Governor Stitt’s Veto Halts Health Information Exchange in Oklahoma, Sparks Constitutional Debate
KOKH-OKC - July 3, 2023 8:28 am
OKLAHOMA CITY (KOKH) — The Health Information Exchange or the HIE has gone into effect starting July 1st, 2023.
The HIE would require healthcare providers to enter patient records into an online database, but not all providers would have to comply.
Last week Governor Stitt rejected the rule changes that the Oklahoma Health Care Authority proposed for the HIE, and as a result providers in the state are not currently being forced to comply.
The Health Information Exchange is essentially a database that providers can enter and look up patient data and medical history.
“In theory, this is a good thing to reduce costs and improve coordination among care providers,” said Special Council with Hll Estill, Collin Walke. “The problem however, is that the health care authorities rule was so vague, it would have required individuals to submit their mental health records for example, there were no exemptions, every single provider as defined by the rule would have had to comply with this, and as a result of that it was an unconstitutional law because we had a constitutional provision in Oklahoma that says citizens and their providers cannot be compelled to participate in a health care system.”
Last week the Governor vetoed the proposed rule changes to the database, now forcing the Oklahoma Healthcare Authority to make new rules according to Walke.
“As a result of Governor Stitt vetoing the rule, the statute can’t go into effect because the statute says that only providers as defined by the Health Care Authority are subject to the law that hasn’t been defined anymore, so no one has to comply at this moment,” he said.

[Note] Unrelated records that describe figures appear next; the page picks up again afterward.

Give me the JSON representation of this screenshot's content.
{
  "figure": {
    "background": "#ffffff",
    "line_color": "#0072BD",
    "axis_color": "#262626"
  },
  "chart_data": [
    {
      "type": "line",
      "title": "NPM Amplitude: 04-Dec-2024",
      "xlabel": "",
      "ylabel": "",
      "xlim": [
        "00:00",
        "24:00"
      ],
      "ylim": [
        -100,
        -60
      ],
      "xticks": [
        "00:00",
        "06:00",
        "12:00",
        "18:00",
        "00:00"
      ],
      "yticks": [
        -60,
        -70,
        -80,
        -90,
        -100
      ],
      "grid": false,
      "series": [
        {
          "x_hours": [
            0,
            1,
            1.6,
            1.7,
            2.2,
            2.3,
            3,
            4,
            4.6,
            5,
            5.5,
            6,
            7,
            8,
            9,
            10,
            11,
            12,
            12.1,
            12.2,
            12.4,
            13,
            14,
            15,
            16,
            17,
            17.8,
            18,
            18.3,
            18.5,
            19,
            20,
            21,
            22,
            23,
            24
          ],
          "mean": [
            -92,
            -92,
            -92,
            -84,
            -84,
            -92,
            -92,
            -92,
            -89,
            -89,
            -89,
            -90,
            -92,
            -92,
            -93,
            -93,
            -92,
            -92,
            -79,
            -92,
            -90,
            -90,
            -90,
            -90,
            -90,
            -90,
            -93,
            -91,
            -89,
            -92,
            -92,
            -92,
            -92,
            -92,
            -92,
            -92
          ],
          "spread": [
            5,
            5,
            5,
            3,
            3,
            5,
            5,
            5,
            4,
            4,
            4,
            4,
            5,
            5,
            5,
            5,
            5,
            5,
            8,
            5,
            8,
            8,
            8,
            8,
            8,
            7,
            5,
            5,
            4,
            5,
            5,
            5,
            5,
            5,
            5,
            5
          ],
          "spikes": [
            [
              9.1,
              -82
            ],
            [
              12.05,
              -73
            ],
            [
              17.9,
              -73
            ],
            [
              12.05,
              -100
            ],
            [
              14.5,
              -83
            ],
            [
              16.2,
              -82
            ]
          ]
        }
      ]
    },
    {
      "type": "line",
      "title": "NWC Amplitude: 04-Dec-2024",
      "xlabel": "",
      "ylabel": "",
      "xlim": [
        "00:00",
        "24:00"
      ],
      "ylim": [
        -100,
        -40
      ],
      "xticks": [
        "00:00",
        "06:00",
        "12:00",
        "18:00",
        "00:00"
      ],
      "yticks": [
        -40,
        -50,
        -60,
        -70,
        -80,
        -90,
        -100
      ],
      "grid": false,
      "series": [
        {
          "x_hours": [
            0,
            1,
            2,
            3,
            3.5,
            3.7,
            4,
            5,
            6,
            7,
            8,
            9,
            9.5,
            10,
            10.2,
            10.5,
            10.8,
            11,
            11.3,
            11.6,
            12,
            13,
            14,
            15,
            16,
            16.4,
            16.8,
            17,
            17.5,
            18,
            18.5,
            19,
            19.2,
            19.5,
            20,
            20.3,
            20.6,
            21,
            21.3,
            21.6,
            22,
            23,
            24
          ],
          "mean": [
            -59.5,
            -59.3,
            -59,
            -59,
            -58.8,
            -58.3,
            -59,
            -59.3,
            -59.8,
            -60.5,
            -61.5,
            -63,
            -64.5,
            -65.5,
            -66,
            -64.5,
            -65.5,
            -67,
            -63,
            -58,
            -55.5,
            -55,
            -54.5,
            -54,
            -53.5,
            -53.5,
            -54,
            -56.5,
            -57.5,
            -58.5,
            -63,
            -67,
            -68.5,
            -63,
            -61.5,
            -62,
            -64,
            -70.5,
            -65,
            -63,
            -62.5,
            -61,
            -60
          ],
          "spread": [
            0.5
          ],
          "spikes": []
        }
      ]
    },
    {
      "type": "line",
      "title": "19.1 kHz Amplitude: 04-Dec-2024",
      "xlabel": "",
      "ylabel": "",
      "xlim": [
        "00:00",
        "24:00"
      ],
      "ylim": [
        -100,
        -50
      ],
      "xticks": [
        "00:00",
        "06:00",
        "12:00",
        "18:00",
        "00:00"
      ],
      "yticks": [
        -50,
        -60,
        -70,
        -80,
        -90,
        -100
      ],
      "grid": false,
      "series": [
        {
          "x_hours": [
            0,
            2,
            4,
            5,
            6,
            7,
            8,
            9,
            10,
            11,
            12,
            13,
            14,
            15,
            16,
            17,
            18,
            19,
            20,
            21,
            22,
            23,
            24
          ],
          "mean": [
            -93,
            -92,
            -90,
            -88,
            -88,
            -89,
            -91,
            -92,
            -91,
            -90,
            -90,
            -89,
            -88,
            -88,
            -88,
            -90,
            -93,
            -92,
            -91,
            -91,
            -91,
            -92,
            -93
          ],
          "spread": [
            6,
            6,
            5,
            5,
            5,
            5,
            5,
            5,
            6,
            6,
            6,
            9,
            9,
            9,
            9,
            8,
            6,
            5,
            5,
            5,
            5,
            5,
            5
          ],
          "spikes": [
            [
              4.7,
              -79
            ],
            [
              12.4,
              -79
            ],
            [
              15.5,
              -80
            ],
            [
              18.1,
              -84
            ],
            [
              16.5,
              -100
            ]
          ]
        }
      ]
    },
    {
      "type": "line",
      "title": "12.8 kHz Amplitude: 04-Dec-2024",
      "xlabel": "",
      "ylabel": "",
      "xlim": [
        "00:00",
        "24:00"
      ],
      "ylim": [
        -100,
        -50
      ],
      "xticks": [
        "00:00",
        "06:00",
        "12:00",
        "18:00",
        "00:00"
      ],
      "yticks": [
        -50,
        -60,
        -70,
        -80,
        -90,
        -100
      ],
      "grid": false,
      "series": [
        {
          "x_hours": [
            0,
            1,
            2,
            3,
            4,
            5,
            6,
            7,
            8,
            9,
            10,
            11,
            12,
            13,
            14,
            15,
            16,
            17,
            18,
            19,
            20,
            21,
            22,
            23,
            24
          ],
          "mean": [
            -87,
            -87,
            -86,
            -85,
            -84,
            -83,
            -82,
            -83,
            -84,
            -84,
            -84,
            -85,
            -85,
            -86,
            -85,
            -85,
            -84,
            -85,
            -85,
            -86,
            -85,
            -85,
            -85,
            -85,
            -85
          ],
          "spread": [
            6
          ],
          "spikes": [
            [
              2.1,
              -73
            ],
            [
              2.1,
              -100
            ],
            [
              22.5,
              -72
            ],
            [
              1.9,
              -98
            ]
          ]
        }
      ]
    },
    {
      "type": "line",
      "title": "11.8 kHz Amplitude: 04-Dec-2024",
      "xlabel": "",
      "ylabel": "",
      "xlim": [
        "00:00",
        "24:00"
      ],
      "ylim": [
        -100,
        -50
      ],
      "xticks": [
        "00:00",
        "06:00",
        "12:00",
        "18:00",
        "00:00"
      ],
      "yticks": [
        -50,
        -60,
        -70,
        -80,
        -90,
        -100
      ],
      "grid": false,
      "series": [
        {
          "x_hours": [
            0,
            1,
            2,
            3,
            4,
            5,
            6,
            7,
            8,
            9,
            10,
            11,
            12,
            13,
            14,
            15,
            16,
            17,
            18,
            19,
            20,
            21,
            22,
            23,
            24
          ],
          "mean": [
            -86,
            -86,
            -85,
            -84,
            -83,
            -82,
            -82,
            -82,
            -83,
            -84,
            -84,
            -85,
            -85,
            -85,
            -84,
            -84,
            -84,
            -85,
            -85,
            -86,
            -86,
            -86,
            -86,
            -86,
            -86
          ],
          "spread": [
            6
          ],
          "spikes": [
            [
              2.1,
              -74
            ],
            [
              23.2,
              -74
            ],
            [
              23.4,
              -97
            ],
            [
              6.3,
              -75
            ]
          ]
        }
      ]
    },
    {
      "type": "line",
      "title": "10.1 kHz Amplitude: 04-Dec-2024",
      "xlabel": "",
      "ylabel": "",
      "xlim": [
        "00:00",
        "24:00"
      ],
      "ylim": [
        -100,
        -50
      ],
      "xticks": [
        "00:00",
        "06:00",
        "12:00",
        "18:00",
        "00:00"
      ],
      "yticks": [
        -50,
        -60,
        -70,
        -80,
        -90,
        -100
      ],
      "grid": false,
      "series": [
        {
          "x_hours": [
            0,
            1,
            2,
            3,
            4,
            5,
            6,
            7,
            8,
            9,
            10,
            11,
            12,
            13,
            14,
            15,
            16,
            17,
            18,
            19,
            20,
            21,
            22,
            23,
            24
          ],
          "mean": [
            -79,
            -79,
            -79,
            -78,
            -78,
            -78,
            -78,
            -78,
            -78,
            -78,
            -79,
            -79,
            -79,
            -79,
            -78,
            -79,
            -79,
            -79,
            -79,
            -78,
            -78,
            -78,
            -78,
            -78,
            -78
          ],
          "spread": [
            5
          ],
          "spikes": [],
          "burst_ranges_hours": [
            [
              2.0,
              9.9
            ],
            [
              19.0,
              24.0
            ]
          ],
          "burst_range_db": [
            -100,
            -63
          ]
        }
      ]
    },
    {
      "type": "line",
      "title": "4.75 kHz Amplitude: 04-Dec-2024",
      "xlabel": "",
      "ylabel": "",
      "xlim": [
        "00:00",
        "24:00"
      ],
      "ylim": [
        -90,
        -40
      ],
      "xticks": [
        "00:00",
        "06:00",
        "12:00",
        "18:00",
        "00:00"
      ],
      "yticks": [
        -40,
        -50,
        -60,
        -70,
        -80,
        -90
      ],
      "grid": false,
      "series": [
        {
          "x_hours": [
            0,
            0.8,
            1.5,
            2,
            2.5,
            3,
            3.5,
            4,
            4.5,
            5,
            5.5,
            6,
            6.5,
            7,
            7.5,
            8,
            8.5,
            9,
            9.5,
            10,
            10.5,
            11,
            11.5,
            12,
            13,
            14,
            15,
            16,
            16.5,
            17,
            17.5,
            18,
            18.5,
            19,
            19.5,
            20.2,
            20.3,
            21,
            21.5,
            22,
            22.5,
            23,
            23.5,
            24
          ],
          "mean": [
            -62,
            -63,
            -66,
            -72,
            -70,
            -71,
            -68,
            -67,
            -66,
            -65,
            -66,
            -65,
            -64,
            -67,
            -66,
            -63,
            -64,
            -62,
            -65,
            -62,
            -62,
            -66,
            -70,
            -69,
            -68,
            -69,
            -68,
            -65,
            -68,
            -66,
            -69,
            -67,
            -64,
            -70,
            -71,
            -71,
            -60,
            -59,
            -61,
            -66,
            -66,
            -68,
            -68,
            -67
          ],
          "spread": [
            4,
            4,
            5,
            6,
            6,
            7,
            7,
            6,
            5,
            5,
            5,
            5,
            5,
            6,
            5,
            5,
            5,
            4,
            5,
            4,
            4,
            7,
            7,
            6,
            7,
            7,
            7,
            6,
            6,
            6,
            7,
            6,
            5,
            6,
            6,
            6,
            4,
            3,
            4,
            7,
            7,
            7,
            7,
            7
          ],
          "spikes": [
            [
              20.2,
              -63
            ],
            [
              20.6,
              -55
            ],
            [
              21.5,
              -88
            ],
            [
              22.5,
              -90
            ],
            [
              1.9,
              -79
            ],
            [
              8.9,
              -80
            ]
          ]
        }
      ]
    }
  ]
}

Collin Walke is the attorney for two licensed professional counselors in Oklahoma who have filed a lawsuit against the state, looking to declare the Health Information Act Unconstitutional.
“It violates the takings clause under the constitution of Oklahoma because in the statute, it specifically defines patient data as property, which means that the federal or the state government cannot take your property without just compensation and absolutely cannot take it for private purposes,” said Walke.
Because of Governor Stitt’s veto, the case was dismissed without prejudice, but Walke says another lawsuit could be in the works if the OHCA’s new rules violate the constitution.
The OHCA told Fox 25 on Thursday that they would be presenting new emergency rules soon.